What about those other superconductors?
The news comes at a somewhat awkward time for the field. A similar claim was made about a high-pressure material a few years ago, but that paper ended up being retracted because of problems with some of its data. The same research group came back with a different material that was said to work at room temperature, but that work hasn't been replicated, and the head of the lab has now been accused of scientific misconduct.
There is almost no overlap between that work and LK-99. None of the people involved are the same, so there's no reason to suspect problematic research practices. And the chemistry and physics involved are completely different. The earlier work used high pressure to create chemicals with lots of hydrogen and unusual orbital structures. LK-99 uses no hydrogen at all and gets its orbital structures via a conformational change in a crystal lattice that takes place at ambient pressures.

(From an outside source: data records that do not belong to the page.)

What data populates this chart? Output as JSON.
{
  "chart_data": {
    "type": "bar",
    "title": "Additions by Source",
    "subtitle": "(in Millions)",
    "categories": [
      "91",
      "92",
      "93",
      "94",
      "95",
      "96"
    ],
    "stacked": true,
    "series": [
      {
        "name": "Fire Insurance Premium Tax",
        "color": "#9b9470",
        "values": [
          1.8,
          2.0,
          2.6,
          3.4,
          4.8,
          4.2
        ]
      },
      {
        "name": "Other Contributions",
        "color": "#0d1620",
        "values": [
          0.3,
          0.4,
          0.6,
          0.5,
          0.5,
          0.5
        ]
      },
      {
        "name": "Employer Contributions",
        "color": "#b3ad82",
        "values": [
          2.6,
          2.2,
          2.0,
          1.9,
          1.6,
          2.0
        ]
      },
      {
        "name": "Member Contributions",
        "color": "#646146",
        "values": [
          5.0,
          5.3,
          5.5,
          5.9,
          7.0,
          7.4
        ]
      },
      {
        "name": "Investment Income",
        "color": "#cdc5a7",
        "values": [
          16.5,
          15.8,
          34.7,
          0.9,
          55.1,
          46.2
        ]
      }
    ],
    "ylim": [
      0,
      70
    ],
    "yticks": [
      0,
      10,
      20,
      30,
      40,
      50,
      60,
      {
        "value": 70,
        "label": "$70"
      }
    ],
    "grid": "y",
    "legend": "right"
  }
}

Hydrogen was the focus of the earlier work because its low atomic weight influences the behavior of vibrations within the material in a way that promotes the formation of superconducting pairs of electrons. The mechanism behind LK-99 is less clear, but clearly not that.
(The LK-99's creators suggest that the conformational change in the crystal creates a sort of standing wave of electrons called a "charge density wave," and superconductivity involves electrons tunneling between wave sites. The modeling paper, by contrast, suggests that giving electrons the opportunity to both superconduct and participate in additional processes like charge density wave formation increases the probability that they'll superconduct. In any case, neither idea involves phonons.)
So when will we actually know anything?
Hopefully soon. The researchers behind the original report are trying to get information out there. In addition to the drafts placed in the arXiv, they have already published a paper on LK-99, albeit in their native Korean. And a group of South Korean scientists working in the field have also announced that they're going to obtain LK-99 samples and try to confirm its reported behavior.
There's also lots of activity outside of South Korea. Producing LK-99 is within reach of a lot of labs, and testing it is much easier since it doesn't require low temperatures or high pressures. That will mean a lot of short-term confusion, but it's likely to enable a consensus to emerge sooner.
Whether or not this chemical superconducts at ambient temperatures might not be the final question, though. Assuming it does, there will be many questions about how to develop it into a useful material, how much current it can carry, and how to use it most effectively in the huge range of applications it can be put to. But I'm sure we'll all be happy if we end up needing answers to those questions.